Jour après jour, il se lasse d’elle mais jamais, non, jamais, il ne la laissera partir. Elle lui appartient. C’est tout. La manière dont il la considère n’a pas à intervenir dans ce débat. Qu’importe l’amour, le contrat est là.

Nuit après nuit, elle essaie de tout son être de rattraper ce qui peut l’être, de saisir au vol ce qui lui échappe inexorablement. Plus elle essaie, plus elle se rend compte de l’inanité de ses efforts. Autant stopper une hémorragie avec un coton-tige.

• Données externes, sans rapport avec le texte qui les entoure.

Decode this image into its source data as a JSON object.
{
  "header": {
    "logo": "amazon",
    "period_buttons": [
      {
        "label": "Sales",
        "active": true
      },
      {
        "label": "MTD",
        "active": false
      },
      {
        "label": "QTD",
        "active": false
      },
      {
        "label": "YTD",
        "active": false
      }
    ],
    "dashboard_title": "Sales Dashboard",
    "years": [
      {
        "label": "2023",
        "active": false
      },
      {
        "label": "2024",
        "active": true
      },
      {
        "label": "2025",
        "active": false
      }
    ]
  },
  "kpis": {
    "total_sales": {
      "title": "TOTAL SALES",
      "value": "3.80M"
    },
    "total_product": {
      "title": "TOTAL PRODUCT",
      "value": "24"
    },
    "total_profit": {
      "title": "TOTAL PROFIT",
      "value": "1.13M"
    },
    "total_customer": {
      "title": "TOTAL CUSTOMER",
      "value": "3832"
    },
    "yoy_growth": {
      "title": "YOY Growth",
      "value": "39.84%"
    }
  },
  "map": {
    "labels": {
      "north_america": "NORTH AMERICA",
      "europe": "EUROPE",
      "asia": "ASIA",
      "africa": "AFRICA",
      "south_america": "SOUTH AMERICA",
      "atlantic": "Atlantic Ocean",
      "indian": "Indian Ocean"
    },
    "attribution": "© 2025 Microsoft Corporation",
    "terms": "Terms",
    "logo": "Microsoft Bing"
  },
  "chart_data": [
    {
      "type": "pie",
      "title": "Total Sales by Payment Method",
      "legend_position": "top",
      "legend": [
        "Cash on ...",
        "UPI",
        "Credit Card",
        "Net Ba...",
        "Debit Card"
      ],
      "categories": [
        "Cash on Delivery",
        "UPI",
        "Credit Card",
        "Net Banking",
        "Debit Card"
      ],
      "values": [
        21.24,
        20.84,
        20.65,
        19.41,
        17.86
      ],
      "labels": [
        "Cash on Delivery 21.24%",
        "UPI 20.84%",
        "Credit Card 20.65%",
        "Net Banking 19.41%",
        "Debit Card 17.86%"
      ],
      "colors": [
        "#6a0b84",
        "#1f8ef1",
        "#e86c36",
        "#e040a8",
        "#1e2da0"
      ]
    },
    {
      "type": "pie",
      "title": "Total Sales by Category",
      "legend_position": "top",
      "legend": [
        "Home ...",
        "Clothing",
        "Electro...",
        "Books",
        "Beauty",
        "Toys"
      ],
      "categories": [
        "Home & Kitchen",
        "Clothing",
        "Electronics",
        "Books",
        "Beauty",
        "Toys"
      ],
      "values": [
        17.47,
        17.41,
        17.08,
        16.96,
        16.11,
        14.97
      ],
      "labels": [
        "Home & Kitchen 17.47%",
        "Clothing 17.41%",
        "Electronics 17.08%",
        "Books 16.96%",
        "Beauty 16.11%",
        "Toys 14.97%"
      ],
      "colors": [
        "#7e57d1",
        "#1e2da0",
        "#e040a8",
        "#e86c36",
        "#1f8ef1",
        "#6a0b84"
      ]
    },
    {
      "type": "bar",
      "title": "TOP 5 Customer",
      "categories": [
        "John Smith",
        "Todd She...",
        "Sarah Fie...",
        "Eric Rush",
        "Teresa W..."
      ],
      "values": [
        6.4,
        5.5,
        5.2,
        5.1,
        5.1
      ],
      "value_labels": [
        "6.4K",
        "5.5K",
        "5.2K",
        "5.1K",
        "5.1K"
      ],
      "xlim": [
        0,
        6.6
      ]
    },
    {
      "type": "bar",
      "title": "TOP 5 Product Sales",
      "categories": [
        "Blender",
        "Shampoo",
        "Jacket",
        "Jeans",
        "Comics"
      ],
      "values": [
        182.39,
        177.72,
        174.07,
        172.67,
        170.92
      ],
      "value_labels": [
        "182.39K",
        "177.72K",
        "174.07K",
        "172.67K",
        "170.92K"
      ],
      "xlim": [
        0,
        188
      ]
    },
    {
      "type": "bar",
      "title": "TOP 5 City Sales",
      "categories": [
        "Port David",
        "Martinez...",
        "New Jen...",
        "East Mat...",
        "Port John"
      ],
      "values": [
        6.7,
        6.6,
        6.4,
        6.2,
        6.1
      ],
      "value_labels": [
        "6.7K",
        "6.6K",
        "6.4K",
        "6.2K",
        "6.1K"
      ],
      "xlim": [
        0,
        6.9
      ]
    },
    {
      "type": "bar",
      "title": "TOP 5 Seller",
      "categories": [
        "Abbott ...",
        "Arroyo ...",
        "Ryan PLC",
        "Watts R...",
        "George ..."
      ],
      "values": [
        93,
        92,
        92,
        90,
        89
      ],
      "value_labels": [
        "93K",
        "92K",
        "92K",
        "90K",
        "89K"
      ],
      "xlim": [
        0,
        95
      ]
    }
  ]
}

Mois après mois, ils s’enferment dans un statu quo qui ne les satisfait pas, mais le refus de l’échec les empêche de quitter un malheur certain pour un bonheur incertain, mais probable. Une vie qu’ils ne vivent pas leur file entre les doigts pendant qu’au fil du temps une mort qui les effraie s’approche à pas de loup.

Vertige

Bien assis à son pupitre, Louis est soudain pris de vertige. À tel point qu’il doit se retenir au banc de l’amphithéâtre pour ne pas tomber de son siège. Il écarquille les yeux, a du mal à garder la bouche fermée. Pour un peu, il aurait des hauts le cœur tellement ce vertige soudain l’a saisi violemment. Il relève la tête et regarde son professeur attentivement. Puis il se retourne et scrute les autres étudiants. Personne ne réagit. Tout semble normal. Serait-il donc le seul?

Louis reprend le fil du cours, son vertige le reprend. Il n’était pas préparé à cette avalanche de savoirs qui lui tombe en cascade dans le cerveau, il n’imaginait pas cela ainsi, il ne conçoit pas encore tout ce que ça veut dire. Par la porte entrouverte sur cette connaissance à portée de main, il sera happé et aspiré jusqu’à ce qu’il s’habitue tant bien que mal à cette sensation grisante et terrifiante.

On était pourtant amis

Monsieur le juge, il faut que vous compreniez que si je suis ici devant vous aujourd’hui, ce n’est pas par volonté de nuire à M. C. Vous devez déjà le savoir, mais nous étions très amis, nous nous connaissons depuis l’adolescence et nous avons passé près de vingt ans ensemble. Il est très important pour moi que vous sachiez que je ne témoigne que pour le bien de mon ami. Que je m’inquiète pour lui. Je pense pouvoir dit que je le connais bien, oui. Et je vous avoue, Monsieur le juge, que j’ai peur qu’il ne fasse quelque chose de complètement stupide. Et dangereux. C’est l’unique raison de ma présence ici devant vous.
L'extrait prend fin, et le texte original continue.